China drops out of Asian marine drill
(Reuters)
Updated: 2006-05-28 09:02

China is unlikely to take part in an Asian security drill scheduled to begin off Shanghai on Saturday, the Japan Coast Guard said.


Japan Coast Guard (JCG) special rescue unit members hoist an imaginary castaway to a JCG helicopter as a JCG fire-fighting vessel sprays water to a mock burning boat during their annual fleet review and exercise demonstration at Tokyo Bay in Tokyo May 27, 2006. [AP]

China, the United States, South Korea, Canada and Russia are all scheduled to take part in the drill.

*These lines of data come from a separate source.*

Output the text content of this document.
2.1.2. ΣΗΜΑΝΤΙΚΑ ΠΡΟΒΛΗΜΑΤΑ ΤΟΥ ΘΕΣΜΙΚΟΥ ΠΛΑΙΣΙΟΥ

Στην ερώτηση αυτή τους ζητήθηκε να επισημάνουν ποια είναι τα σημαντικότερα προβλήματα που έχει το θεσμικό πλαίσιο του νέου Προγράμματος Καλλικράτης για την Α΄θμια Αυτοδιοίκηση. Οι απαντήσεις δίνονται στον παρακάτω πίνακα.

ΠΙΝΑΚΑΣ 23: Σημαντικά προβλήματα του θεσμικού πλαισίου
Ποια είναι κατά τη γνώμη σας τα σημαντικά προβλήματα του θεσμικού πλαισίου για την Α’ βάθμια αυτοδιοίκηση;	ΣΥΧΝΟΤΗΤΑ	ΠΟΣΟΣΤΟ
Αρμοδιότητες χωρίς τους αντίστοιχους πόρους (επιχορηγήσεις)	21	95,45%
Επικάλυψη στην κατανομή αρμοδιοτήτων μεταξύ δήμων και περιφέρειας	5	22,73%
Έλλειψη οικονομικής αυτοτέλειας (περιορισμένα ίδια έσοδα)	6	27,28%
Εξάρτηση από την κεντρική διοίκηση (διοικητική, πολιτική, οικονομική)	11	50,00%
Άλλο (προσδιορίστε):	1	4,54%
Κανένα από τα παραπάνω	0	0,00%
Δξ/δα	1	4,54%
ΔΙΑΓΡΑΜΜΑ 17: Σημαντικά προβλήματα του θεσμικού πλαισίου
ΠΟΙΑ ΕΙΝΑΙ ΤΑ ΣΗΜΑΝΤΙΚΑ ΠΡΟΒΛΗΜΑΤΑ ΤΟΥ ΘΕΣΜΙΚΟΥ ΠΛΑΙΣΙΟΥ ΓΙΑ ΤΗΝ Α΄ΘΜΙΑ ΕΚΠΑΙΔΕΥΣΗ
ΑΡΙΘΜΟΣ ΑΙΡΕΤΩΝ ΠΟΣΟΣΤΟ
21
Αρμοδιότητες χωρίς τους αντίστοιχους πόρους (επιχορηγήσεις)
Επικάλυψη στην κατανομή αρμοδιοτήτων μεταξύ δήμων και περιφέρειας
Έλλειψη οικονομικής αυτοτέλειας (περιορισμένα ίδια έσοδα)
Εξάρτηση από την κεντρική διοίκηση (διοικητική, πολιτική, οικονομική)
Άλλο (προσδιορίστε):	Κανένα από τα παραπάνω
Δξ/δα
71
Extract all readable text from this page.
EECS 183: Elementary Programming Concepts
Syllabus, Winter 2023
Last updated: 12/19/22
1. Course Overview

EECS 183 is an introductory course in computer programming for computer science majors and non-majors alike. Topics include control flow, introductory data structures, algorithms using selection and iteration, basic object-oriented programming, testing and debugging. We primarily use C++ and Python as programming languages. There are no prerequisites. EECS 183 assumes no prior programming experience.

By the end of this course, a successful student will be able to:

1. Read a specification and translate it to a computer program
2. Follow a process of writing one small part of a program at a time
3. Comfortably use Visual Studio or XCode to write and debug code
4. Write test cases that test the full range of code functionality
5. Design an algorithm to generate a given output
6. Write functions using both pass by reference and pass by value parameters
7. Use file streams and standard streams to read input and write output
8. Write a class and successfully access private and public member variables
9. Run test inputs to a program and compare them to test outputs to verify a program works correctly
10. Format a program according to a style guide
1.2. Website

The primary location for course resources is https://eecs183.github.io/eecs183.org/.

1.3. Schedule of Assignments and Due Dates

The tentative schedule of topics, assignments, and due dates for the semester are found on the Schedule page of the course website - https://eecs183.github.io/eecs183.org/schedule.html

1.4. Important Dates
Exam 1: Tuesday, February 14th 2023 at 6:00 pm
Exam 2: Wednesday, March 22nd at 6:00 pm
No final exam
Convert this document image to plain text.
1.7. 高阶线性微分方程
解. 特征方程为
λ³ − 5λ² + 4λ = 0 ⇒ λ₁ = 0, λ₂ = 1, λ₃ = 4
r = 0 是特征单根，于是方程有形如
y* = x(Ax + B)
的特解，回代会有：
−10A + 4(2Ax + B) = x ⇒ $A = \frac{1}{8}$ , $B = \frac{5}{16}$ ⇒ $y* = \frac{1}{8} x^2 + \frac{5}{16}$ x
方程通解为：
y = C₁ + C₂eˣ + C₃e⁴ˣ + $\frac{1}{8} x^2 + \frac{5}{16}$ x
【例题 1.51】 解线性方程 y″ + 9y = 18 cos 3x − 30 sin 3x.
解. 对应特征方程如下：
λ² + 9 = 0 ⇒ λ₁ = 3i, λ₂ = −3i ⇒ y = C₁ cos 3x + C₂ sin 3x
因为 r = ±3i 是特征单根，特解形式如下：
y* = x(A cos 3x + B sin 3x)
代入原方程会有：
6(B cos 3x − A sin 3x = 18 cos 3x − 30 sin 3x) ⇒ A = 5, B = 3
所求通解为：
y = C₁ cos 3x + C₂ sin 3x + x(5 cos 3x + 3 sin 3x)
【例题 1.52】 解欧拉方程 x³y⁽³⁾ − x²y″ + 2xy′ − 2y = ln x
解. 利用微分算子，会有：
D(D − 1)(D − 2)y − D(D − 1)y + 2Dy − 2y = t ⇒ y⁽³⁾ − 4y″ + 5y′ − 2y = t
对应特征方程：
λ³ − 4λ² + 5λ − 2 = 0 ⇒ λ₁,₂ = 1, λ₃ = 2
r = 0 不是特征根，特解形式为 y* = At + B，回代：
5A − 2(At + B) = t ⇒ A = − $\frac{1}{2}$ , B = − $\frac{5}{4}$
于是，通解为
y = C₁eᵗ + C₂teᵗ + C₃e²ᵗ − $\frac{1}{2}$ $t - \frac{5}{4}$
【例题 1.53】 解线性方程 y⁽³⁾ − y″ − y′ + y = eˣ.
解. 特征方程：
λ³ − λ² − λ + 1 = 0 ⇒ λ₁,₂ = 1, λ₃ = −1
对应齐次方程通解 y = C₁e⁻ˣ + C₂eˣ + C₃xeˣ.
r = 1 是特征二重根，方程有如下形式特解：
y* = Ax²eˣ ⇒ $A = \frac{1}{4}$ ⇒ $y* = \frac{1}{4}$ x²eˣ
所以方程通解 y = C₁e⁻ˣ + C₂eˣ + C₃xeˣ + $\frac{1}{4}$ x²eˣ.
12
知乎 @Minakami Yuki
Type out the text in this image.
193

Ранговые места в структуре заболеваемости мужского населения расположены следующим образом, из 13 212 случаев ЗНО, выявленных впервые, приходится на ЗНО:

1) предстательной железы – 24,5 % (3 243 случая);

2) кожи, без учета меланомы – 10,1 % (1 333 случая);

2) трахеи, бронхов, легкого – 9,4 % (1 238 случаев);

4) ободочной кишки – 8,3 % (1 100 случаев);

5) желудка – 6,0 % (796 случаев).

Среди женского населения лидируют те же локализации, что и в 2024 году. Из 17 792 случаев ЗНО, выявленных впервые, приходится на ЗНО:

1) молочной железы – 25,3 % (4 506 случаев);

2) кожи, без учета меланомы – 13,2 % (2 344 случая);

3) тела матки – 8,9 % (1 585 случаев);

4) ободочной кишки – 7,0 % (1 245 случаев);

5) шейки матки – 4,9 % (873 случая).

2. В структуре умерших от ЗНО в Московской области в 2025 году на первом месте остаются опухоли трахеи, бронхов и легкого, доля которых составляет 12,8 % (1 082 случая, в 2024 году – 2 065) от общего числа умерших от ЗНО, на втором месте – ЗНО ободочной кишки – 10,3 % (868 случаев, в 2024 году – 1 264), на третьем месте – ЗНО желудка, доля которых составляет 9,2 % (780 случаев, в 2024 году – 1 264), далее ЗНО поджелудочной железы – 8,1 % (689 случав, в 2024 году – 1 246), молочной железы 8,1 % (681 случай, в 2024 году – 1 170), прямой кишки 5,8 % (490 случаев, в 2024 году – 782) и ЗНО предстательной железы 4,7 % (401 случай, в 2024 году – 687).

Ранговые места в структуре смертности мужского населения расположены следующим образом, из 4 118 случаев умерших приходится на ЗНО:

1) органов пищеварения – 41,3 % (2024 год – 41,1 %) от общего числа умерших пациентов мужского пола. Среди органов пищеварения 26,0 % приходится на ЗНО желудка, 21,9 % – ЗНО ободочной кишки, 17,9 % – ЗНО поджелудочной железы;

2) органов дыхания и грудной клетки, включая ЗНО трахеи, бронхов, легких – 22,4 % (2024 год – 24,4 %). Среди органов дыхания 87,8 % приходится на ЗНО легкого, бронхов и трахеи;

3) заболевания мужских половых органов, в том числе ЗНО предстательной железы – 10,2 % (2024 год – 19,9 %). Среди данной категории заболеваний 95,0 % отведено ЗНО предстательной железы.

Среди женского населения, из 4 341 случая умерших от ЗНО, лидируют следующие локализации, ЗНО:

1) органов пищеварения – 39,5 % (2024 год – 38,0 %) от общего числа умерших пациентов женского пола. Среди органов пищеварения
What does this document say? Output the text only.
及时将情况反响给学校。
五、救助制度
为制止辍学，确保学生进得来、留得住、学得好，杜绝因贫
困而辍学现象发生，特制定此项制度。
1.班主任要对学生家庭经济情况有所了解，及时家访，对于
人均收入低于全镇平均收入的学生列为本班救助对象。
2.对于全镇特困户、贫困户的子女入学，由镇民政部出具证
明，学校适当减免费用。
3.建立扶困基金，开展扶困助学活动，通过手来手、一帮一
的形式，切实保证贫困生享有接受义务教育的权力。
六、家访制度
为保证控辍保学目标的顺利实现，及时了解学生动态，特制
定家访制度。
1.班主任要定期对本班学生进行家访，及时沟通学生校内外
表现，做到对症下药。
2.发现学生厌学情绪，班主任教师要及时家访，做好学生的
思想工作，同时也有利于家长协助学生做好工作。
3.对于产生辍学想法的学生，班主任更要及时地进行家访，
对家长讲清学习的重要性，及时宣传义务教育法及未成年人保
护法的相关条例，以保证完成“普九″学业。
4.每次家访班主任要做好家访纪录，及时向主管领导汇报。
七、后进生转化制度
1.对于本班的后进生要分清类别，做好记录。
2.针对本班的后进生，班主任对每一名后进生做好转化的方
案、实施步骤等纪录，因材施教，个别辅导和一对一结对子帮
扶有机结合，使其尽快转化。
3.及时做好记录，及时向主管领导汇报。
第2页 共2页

The event would have been the first time China had participated in such a joint exercise.

"We are still hoping that the Chinese will take part, but the prospects are not good," said one Japan Coast Guard official.

Japanese coast guard officials co-ordinating the event have stressed that the exercise is not connected to the U.S.-led Proliferation Security Initiative (PSI) because no military forces are involved.

The drill scenario is based on a simulation of a suspicious ship being refused entry to the port of Shanghai and then being tracked by Chinese and other coast guard ships in turn.

The initial plan released by Japan's Coast Guard had referred to the ship being from a country suspected of exporting weapons of mass destruction. A revised scenario removed this reference and instead spoke of a "ship suspected of smuggling goods and people."

"This has absolutely nothing to do with weapons of mass destruction," the Japan Coast Guard official said. "It is a security drill, but somehow it seems to have been misunderstood."

Australia, Japan, Singapore, Thailand and New Zealand are the only Asia-Pacific region countries to publicly support the PSI, although the group says it has backing from more than 60 states.

China and South Korea have been reluctant to join the initiative, apparently to avoid offending North Korea, the nation with nuclear ambitions that are the subject of stalled six-party talks.

The U.S. Coast Guard ship Sequoia acting as the "suspicious" vessel failed to leave Shanghai as scheduled at 1 p.m., the Japan Coast Guard official said, adding that the reasons for the delay were not clear.

"We want to watch out for the Sequoia's departure. If the Chinese do not join at that point, then we will know for sure they are not taking part," he said.

The joint exercises will take place in the East China Sea, where Japan and China are in dispute over gas fields and sovereignty over a group of small islands.

The drill is likely to proceed even if China does not take part, the Japan Coast Guard said.